Frontiers in Marine Science 2022 18 citations ? Citation count from OpenAlex, updated daily. May differ slightly from the publisher's own count. Score: 35 ? 0–100 AI score estimating relevance to the microplastics field. Papers below 30 are filtered from public browse.
Liner Ke, Liner Ke, Yingmei Qin, Yingmei Qin, Tao Song, Kun Wang, Jidan Ye Jidan Ye

Summary

Researchers conducted an 8-week feeding trial to determine whether dietary sodium butyrate supplementation at 0.1%, 0.2%, and 0.3% could alleviate growth retardation and enteritis in orange-spotted groupers (Epinephelus coioides) caused by high soybean meal diets replacing 60% of fish meal protein. The study found that sodium butyrate supplementation improved growth performance and reduced intestinal inflammation in a dose-dependent manner, suggesting it as a practical feed additive for aquaculture operations using plant-based protein sources.

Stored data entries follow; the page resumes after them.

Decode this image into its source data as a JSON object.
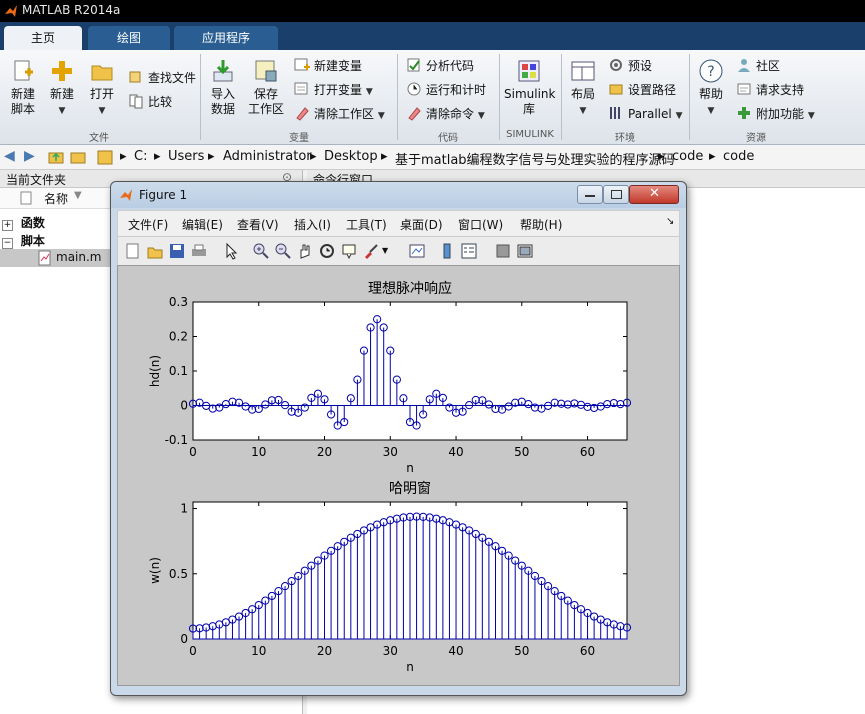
{
  "app": {
    "title": "MATLAB R2014a"
  },
  "tabs": [
    "主页",
    "绘图",
    "应用程序"
  ],
  "ribbon": {
    "file": {
      "new_script": [
        "新建",
        "脚本"
      ],
      "new": "新建",
      "open": "打开",
      "find_files": "查找文件",
      "compare": "比较",
      "group": "文件"
    },
    "variable": {
      "import": [
        "导入",
        "数据"
      ],
      "save": [
        "保存",
        "工作区"
      ],
      "new_var": "新建变量",
      "open_var": "打开变量",
      "clear_ws": "清除工作区",
      "group": "变量"
    },
    "code": {
      "analyze": "分析代码",
      "run_time": "运行和计时",
      "clear_cmd": "清除命令",
      "group": "代码"
    },
    "simulink": {
      "lib": [
        "Simulink",
        "库"
      ],
      "group": "SIMULINK"
    },
    "environment": {
      "layout": "布局",
      "prefs": "预设",
      "set_path": "设置路径",
      "parallel": "Parallel",
      "group": "环境"
    },
    "resources": {
      "help": "帮助",
      "community": "社区",
      "support": "请求支持",
      "addons": "附加功能",
      "group": "资源"
    }
  },
  "address": {
    "crumbs": [
      "C:",
      "Users",
      "Administrator",
      "Desktop",
      "基于matlab编程数字信号与处理实验的程序源码",
      "code",
      "code"
    ]
  },
  "left_panel": {
    "title": "当前文件夹",
    "col_name": "名称",
    "groups": [
      "函数",
      "脚本"
    ],
    "file": "main.m"
  },
  "command_panel": {
    "title": "命令行窗口"
  },
  "figure": {
    "title": "Figure 1",
    "menu": [
      "文件(F)",
      "编辑(E)",
      "查看(V)",
      "插入(I)",
      "工具(T)",
      "桌面(D)",
      "窗口(W)",
      "帮助(H)"
    ]
  },
  "colors": {
    "stem": "#0000aa",
    "canvas": "#c8c8c8",
    "ribbon_tab": "#1a3f6a"
  },
  "chart_data": [
    {
      "type": "stem",
      "title": "理想脉冲响应",
      "xlabel": "n",
      "ylabel": "hd(n)",
      "xlim": [
        0,
        66
      ],
      "ylim": [
        -0.1,
        0.3
      ],
      "xticks": [
        0,
        10,
        20,
        30,
        40,
        50,
        60
      ],
      "yticks": [
        -0.1,
        0,
        0.1,
        0.2,
        0.3
      ],
      "ytick_labels": [
        "-0.1",
        "0",
        "0.1",
        "0.2",
        "0.3"
      ],
      "x": [
        0,
        1,
        2,
        3,
        4,
        5,
        6,
        7,
        8,
        9,
        10,
        11,
        12,
        13,
        14,
        15,
        16,
        17,
        18,
        19,
        20,
        21,
        22,
        23,
        24,
        25,
        26,
        27,
        28,
        29,
        30,
        31,
        32,
        33,
        34,
        35,
        36,
        37,
        38,
        39,
        40,
        41,
        42,
        43,
        44,
        45,
        46,
        47,
        48,
        49,
        50,
        51,
        52,
        53,
        54,
        55,
        56,
        57,
        58,
        59,
        60,
        61,
        62,
        63,
        64,
        65,
        66
      ],
      "values": [
        0.005,
        0.008,
        -0.001,
        -0.009,
        -0.006,
        0.004,
        0.011,
        0.008,
        -0.003,
        -0.012,
        -0.01,
        0.003,
        0.015,
        0.016,
        0.001,
        -0.018,
        -0.021,
        -0.006,
        0.022,
        0.034,
        0.018,
        -0.026,
        -0.058,
        -0.048,
        0.021,
        0.075,
        0.159,
        0.226,
        0.25,
        0.226,
        0.159,
        0.075,
        0.021,
        -0.048,
        -0.058,
        -0.026,
        0.018,
        0.034,
        0.022,
        -0.006,
        -0.021,
        -0.018,
        0.001,
        0.016,
        0.015,
        0.003,
        -0.01,
        -0.012,
        -0.003,
        0.008,
        0.011,
        0.004,
        -0.006,
        -0.009,
        -0.001,
        0.008,
        0.005,
        0.003,
        0.006,
        0.002,
        -0.004,
        -0.007,
        -0.003,
        0.004,
        0.007,
        0.004,
        0.008
      ]
    },
    {
      "type": "stem",
      "title": "哈明窗",
      "xlabel": "n",
      "ylabel": "w(n)",
      "xlim": [
        0,
        66
      ],
      "ylim": [
        0,
        1.05
      ],
      "xticks": [
        0,
        10,
        20,
        30,
        40,
        50,
        60
      ],
      "yticks": [
        0,
        0.5,
        1
      ],
      "ytick_labels": [
        "0",
        "0.5",
        "1"
      ],
      "x": [
        0,
        1,
        2,
        3,
        4,
        5,
        6,
        7,
        8,
        9,
        10,
        11,
        12,
        13,
        14,
        15,
        16,
        17,
        18,
        19,
        20,
        21,
        22,
        23,
        24,
        25,
        26,
        27,
        28,
        29,
        30,
        31,
        32,
        33,
        34,
        35,
        36,
        37,
        38,
        39,
        40,
        41,
        42,
        43,
        44,
        45,
        46,
        47,
        48,
        49,
        50,
        51,
        52,
        53,
        54,
        55,
        56,
        57,
        58,
        59,
        60,
        61,
        62,
        63,
        64,
        65,
        66
      ],
      "values": [
        0.08,
        0.082,
        0.088,
        0.098,
        0.111,
        0.128,
        0.149,
        0.172,
        0.199,
        0.228,
        0.26,
        0.294,
        0.33,
        0.367,
        0.405,
        0.444,
        0.483,
        0.523,
        0.562,
        0.601,
        0.639,
        0.676,
        0.711,
        0.745,
        0.776,
        0.805,
        0.832,
        0.856,
        0.877,
        0.895,
        0.91,
        0.922,
        0.931,
        0.936,
        0.938,
        0.936,
        0.931,
        0.922,
        0.91,
        0.895,
        0.877,
        0.856,
        0.832,
        0.805,
        0.776,
        0.745,
        0.711,
        0.676,
        0.639,
        0.601,
        0.562,
        0.523,
        0.483,
        0.444,
        0.405,
        0.367,
        0.33,
        0.294,
        0.26,
        0.228,
        0.199,
        0.172,
        0.149,
        0.128,
        0.111,
        0.098,
        0.088
      ]
    }
  ]
}
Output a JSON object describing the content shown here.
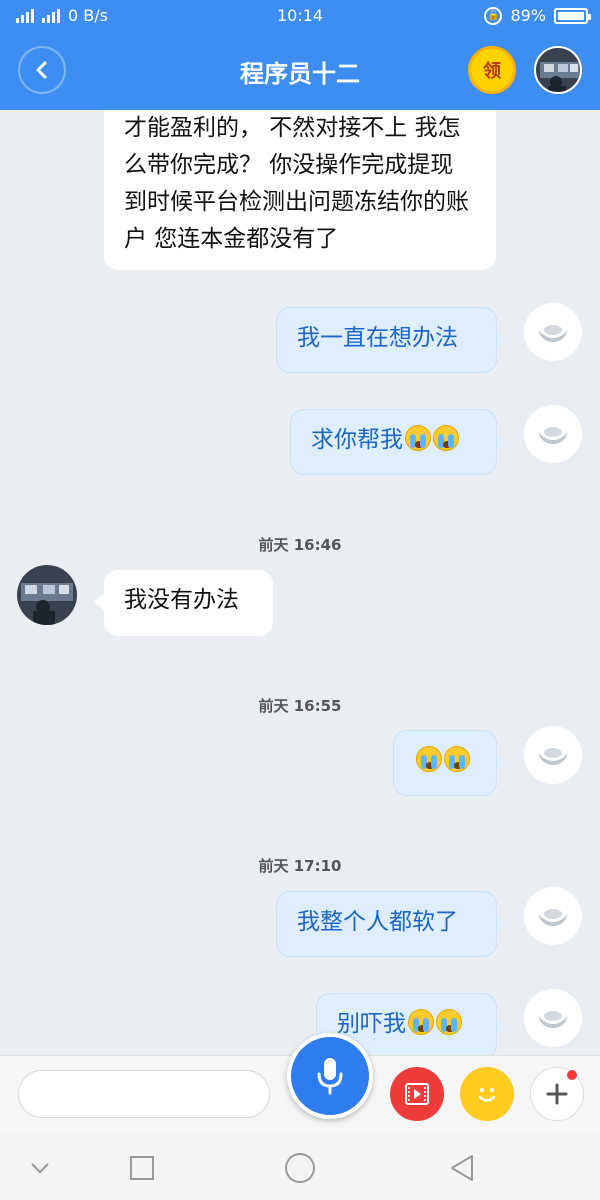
{
  "status": {
    "net_label": "H",
    "net_label2": "2G",
    "speed": "0 B/s",
    "time": "10:14",
    "battery": "89%",
    "battery_level": 0.89
  },
  "header": {
    "title": "程序员十二",
    "ling_label": "领"
  },
  "messages": [
    {
      "side": "left",
      "text": "才能盈利的， 不然对接不上 我怎么带你完成？ 你没操作完成提现 到时候平台检测出问题冻结你的账户 您连本金都没有了"
    },
    {
      "side": "right",
      "text": "我一直在想办法"
    },
    {
      "side": "right",
      "text": "求你帮我",
      "emojis": 2
    },
    {
      "side": "time",
      "text": "前天 16:46"
    },
    {
      "side": "left",
      "text": "我没有办法"
    },
    {
      "side": "time",
      "text": "前天 16:55"
    },
    {
      "side": "right",
      "text": "",
      "emojis": 2
    },
    {
      "side": "time",
      "text": "前天 17:10"
    },
    {
      "side": "right",
      "text": "我整个人都软了"
    },
    {
      "side": "right",
      "text": "别吓我",
      "emojis": 2
    }
  ],
  "input": {
    "placeholder": ""
  },
  "colors": {
    "header_blue": "#3d8ef0",
    "mic_blue": "#2f7cf0",
    "right_bubble_text": "#1d66c9"
  }
}
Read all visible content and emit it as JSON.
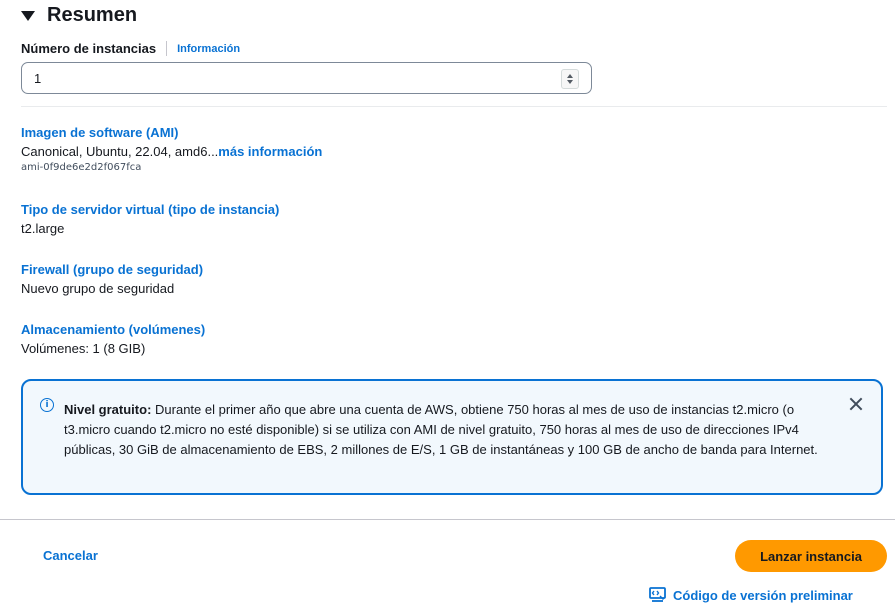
{
  "summary": {
    "title": "Resumen"
  },
  "instances": {
    "label": "Número de instancias",
    "info_link": "Información",
    "value": "1"
  },
  "sections": {
    "ami": {
      "title": "Imagen de software (AMI)",
      "value": "Canonical, Ubuntu, 22.04, amd6...",
      "more": "más información",
      "id": "ami-0f9de6e2d2f067fca"
    },
    "instance_type": {
      "title": "Tipo de servidor virtual (tipo de instancia)",
      "value": "t2.large"
    },
    "firewall": {
      "title": "Firewall (grupo de seguridad)",
      "value": "Nuevo grupo de seguridad"
    },
    "storage": {
      "title": "Almacenamiento (volúmenes)",
      "value": "Volúmenes: 1 (8 GIB)"
    }
  },
  "alert": {
    "heading": "Nivel gratuito:",
    "body": " Durante el primer año que abre una cuenta de AWS, obtiene 750 horas al mes de uso de instancias t2.micro (o t3.micro cuando t2.micro no esté disponible) si se utiliza con AMI de nivel gratuito, 750 horas al mes de uso de direcciones IPv4 públicas, 30 GiB de almacenamiento de EBS, 2 millones de E/S, 1 GB de instantáneas y 100 GB de ancho de banda para Internet.",
    "icon": "info-icon"
  },
  "footer": {
    "cancel_label": "Cancelar",
    "launch_label": "Lanzar instancia",
    "preview_label": "Código de versión preliminar",
    "preview_icon": "code-preview-icon"
  },
  "colors": {
    "link": "#0972d3",
    "primary_button": "#ff9900",
    "alert_border": "#0972d3",
    "alert_bg": "#f2f8fd"
  }
}
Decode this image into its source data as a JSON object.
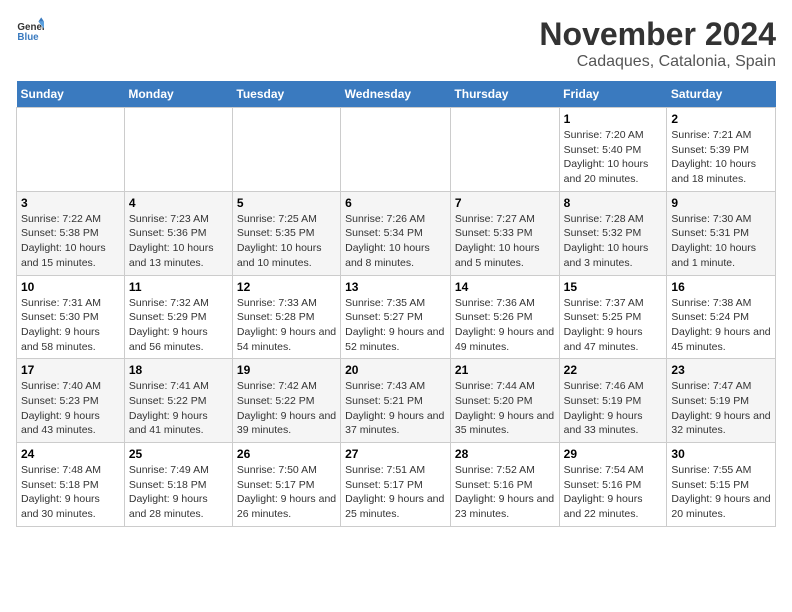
{
  "logo": {
    "text_general": "General",
    "text_blue": "Blue"
  },
  "header": {
    "month": "November 2024",
    "location": "Cadaques, Catalonia, Spain"
  },
  "weekdays": [
    "Sunday",
    "Monday",
    "Tuesday",
    "Wednesday",
    "Thursday",
    "Friday",
    "Saturday"
  ],
  "weeks": [
    [
      {
        "day": "",
        "info": ""
      },
      {
        "day": "",
        "info": ""
      },
      {
        "day": "",
        "info": ""
      },
      {
        "day": "",
        "info": ""
      },
      {
        "day": "",
        "info": ""
      },
      {
        "day": "1",
        "info": "Sunrise: 7:20 AM\nSunset: 5:40 PM\nDaylight: 10 hours and 20 minutes."
      },
      {
        "day": "2",
        "info": "Sunrise: 7:21 AM\nSunset: 5:39 PM\nDaylight: 10 hours and 18 minutes."
      }
    ],
    [
      {
        "day": "3",
        "info": "Sunrise: 7:22 AM\nSunset: 5:38 PM\nDaylight: 10 hours and 15 minutes."
      },
      {
        "day": "4",
        "info": "Sunrise: 7:23 AM\nSunset: 5:36 PM\nDaylight: 10 hours and 13 minutes."
      },
      {
        "day": "5",
        "info": "Sunrise: 7:25 AM\nSunset: 5:35 PM\nDaylight: 10 hours and 10 minutes."
      },
      {
        "day": "6",
        "info": "Sunrise: 7:26 AM\nSunset: 5:34 PM\nDaylight: 10 hours and 8 minutes."
      },
      {
        "day": "7",
        "info": "Sunrise: 7:27 AM\nSunset: 5:33 PM\nDaylight: 10 hours and 5 minutes."
      },
      {
        "day": "8",
        "info": "Sunrise: 7:28 AM\nSunset: 5:32 PM\nDaylight: 10 hours and 3 minutes."
      },
      {
        "day": "9",
        "info": "Sunrise: 7:30 AM\nSunset: 5:31 PM\nDaylight: 10 hours and 1 minute."
      }
    ],
    [
      {
        "day": "10",
        "info": "Sunrise: 7:31 AM\nSunset: 5:30 PM\nDaylight: 9 hours and 58 minutes."
      },
      {
        "day": "11",
        "info": "Sunrise: 7:32 AM\nSunset: 5:29 PM\nDaylight: 9 hours and 56 minutes."
      },
      {
        "day": "12",
        "info": "Sunrise: 7:33 AM\nSunset: 5:28 PM\nDaylight: 9 hours and 54 minutes."
      },
      {
        "day": "13",
        "info": "Sunrise: 7:35 AM\nSunset: 5:27 PM\nDaylight: 9 hours and 52 minutes."
      },
      {
        "day": "14",
        "info": "Sunrise: 7:36 AM\nSunset: 5:26 PM\nDaylight: 9 hours and 49 minutes."
      },
      {
        "day": "15",
        "info": "Sunrise: 7:37 AM\nSunset: 5:25 PM\nDaylight: 9 hours and 47 minutes."
      },
      {
        "day": "16",
        "info": "Sunrise: 7:38 AM\nSunset: 5:24 PM\nDaylight: 9 hours and 45 minutes."
      }
    ],
    [
      {
        "day": "17",
        "info": "Sunrise: 7:40 AM\nSunset: 5:23 PM\nDaylight: 9 hours and 43 minutes."
      },
      {
        "day": "18",
        "info": "Sunrise: 7:41 AM\nSunset: 5:22 PM\nDaylight: 9 hours and 41 minutes."
      },
      {
        "day": "19",
        "info": "Sunrise: 7:42 AM\nSunset: 5:22 PM\nDaylight: 9 hours and 39 minutes."
      },
      {
        "day": "20",
        "info": "Sunrise: 7:43 AM\nSunset: 5:21 PM\nDaylight: 9 hours and 37 minutes."
      },
      {
        "day": "21",
        "info": "Sunrise: 7:44 AM\nSunset: 5:20 PM\nDaylight: 9 hours and 35 minutes."
      },
      {
        "day": "22",
        "info": "Sunrise: 7:46 AM\nSunset: 5:19 PM\nDaylight: 9 hours and 33 minutes."
      },
      {
        "day": "23",
        "info": "Sunrise: 7:47 AM\nSunset: 5:19 PM\nDaylight: 9 hours and 32 minutes."
      }
    ],
    [
      {
        "day": "24",
        "info": "Sunrise: 7:48 AM\nSunset: 5:18 PM\nDaylight: 9 hours and 30 minutes."
      },
      {
        "day": "25",
        "info": "Sunrise: 7:49 AM\nSunset: 5:18 PM\nDaylight: 9 hours and 28 minutes."
      },
      {
        "day": "26",
        "info": "Sunrise: 7:50 AM\nSunset: 5:17 PM\nDaylight: 9 hours and 26 minutes."
      },
      {
        "day": "27",
        "info": "Sunrise: 7:51 AM\nSunset: 5:17 PM\nDaylight: 9 hours and 25 minutes."
      },
      {
        "day": "28",
        "info": "Sunrise: 7:52 AM\nSunset: 5:16 PM\nDaylight: 9 hours and 23 minutes."
      },
      {
        "day": "29",
        "info": "Sunrise: 7:54 AM\nSunset: 5:16 PM\nDaylight: 9 hours and 22 minutes."
      },
      {
        "day": "30",
        "info": "Sunrise: 7:55 AM\nSunset: 5:15 PM\nDaylight: 9 hours and 20 minutes."
      }
    ]
  ]
}
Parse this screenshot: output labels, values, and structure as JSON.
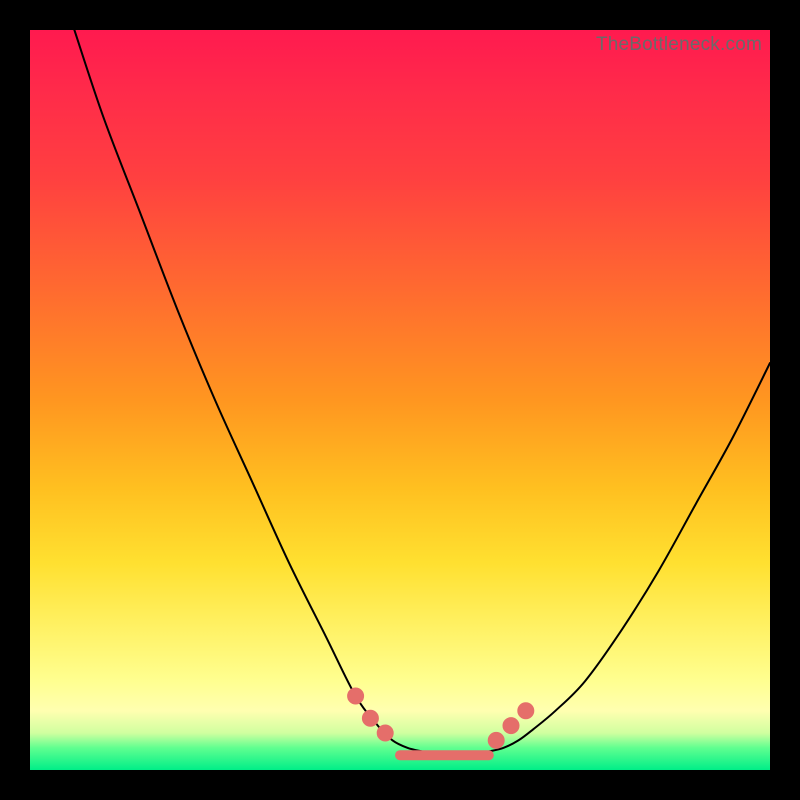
{
  "watermark": "TheBottleneck.com",
  "colors": {
    "frame": "#000000",
    "gradient_top": "#ff1a4f",
    "gradient_bottom": "#00ee88",
    "curve": "#000000",
    "marker": "#e56e6a"
  },
  "chart_data": {
    "type": "line",
    "title": "",
    "xlabel": "",
    "ylabel": "",
    "xlim": [
      0,
      100
    ],
    "ylim": [
      0,
      100
    ],
    "grid": false,
    "legend": false,
    "series": [
      {
        "name": "left-branch",
        "x": [
          6,
          10,
          15,
          20,
          25,
          30,
          35,
          40,
          44,
          47,
          49,
          51,
          53
        ],
        "values": [
          100,
          88,
          75,
          62,
          50,
          39,
          28,
          18,
          10,
          6,
          4,
          3,
          2.5
        ]
      },
      {
        "name": "right-branch",
        "x": [
          62,
          64,
          66,
          68,
          71,
          75,
          80,
          85,
          90,
          95,
          100
        ],
        "values": [
          2.5,
          3,
          4,
          5.5,
          8,
          12,
          19,
          27,
          36,
          45,
          55
        ]
      }
    ],
    "markers": {
      "name": "highlighted-points",
      "x": [
        44,
        46,
        48,
        63,
        65,
        67
      ],
      "values": [
        10,
        7,
        5,
        4,
        6,
        8
      ]
    },
    "flat_segment": {
      "name": "trough-bar",
      "x": [
        50,
        62
      ],
      "y": 2
    }
  }
}
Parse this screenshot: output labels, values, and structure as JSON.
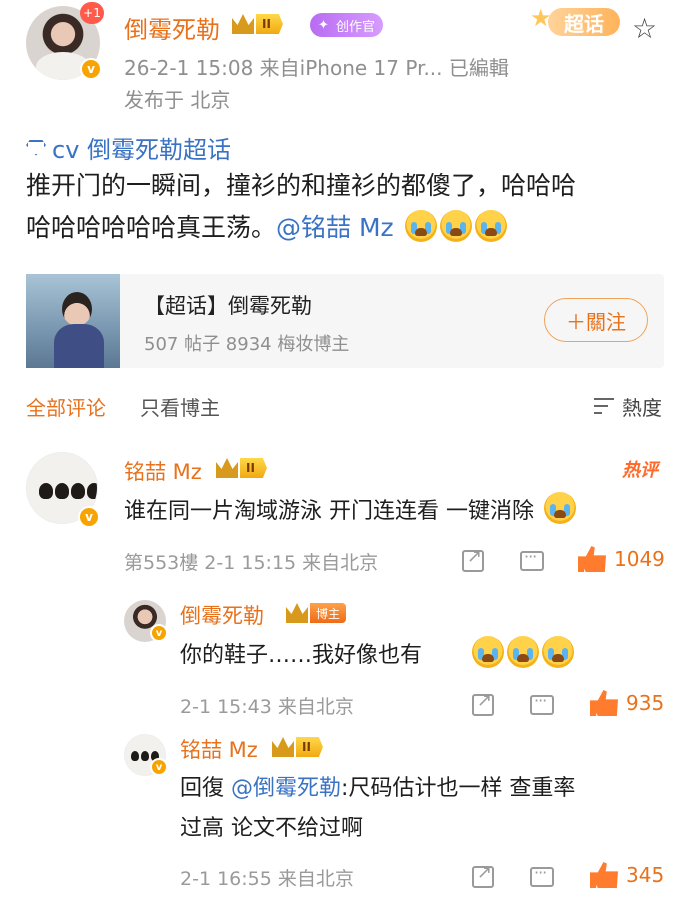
{
  "post": {
    "author": "倒霉死勒",
    "level": "II",
    "creator_badge": "创作官",
    "avatar_notification": "+1",
    "meta_line": "26-2-1 15:08  来自iPhone 17 Pr...  已編輯",
    "location_line": "发布于 北京",
    "super_topic_badge": "超话",
    "topic_link": "cv 倒霉死勒超话",
    "text_line1": "推开门的一瞬间，撞衫的和撞衫的都傻了，哈哈哈",
    "text_line2": "哈哈哈哈哈哈真王荡。",
    "mention": "@铭喆 Mz"
  },
  "card": {
    "title": "【超话】倒霉死勒",
    "stats": "507 帖子  8934 梅妆博主",
    "follow_label": "＋關注"
  },
  "tabs": {
    "all_comments": "全部评论",
    "blogger_only": "只看博主",
    "sort_label": "熱度"
  },
  "comments": [
    {
      "author": "铭喆 Mz",
      "level": "II",
      "hot_tag": "热评",
      "text": "谁在同一片淘域游泳  开门连连看  一键消除",
      "meta": "第553樓  2-1 15:15  来自北京",
      "likes": "1049"
    },
    {
      "author": "倒霉死勒",
      "badge": "博主",
      "text": "你的鞋子……我好像也有",
      "meta": "2-1 15:43  来自北京",
      "likes": "935"
    },
    {
      "author": "铭喆 Mz",
      "level": "II",
      "text_prefix": "回復",
      "text_mention": "@倒霉死勒",
      "text_line1": ":尺码估计也一样 查重率",
      "text_line2": "过高 论文不给过啊",
      "meta": "2-1 16:55  来自北京",
      "likes": "345"
    }
  ],
  "colors": {
    "accent_orange": "#e8721c",
    "link_blue": "#3a72c4",
    "like_orange": "#ff7b2e"
  }
}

An 8-week feeding trial was conducted to investigate whether dietary sodium butyrate (SB) administration alleviates growth reduction and enteritis of orange-spotted grouper ( Epinephelus coioides ) caused by high soybean meal (SBM) feeding. The control diet (FM diet) was formulated to contain 48% protein and 11% fat. Soybean meal was used to replace 60% FM protein in FM diet to prepare a high SBM diet (HSBM diet). Sodium butyrate (SB) at 0.1%, 0.2%, and 0.3% were added to HSBM diets to prepare three diets. Triplicate groups of 30 groupers (initial weight: 33.0 ± 0.3 g) were fed one of the diets twice daily, to apparent satiety. HSBM diets had lowered growth rate and feed efficiency vs FM diets ( P < 0.05). Growth rate and feed efficiency were improved by dietary SB administration and were in a dose-dependent manner ( P < 0.05). A similar pattern to the growth rate was observed for plasma LDL-C and gut digestive activity of lipase, trypsin, and protease, but the opposite trend was observed for intestinal contents of D-lactic acid and endotoxin, in response to dietary SB inclusion levels ( P > 0.05). The muscular thickness in the middle and distal intestines in SB-treated diets were higher than that in HSBM diets ( P < 0.05). The mRNA levels of intestinal pro-inflammatory cytokines IL-8 , IL-1β , IL-12 and TNF-α had a decreasing trend, and the mRNA level of intestinal anti-inflammatory cytokine TGF-β1 had the opposite trend, with increasing SB inclusion levels ( P < 0.05). The above results indicate that dietary SB intervention could enhance growth and feed utilization of groupers with SBM-induced enteritis by promoting intestinal digestive enzyme activities, reducing mucosa permeability, maintaining the integrity of intestinal morphology and attenuating the intestinal inflammatory response.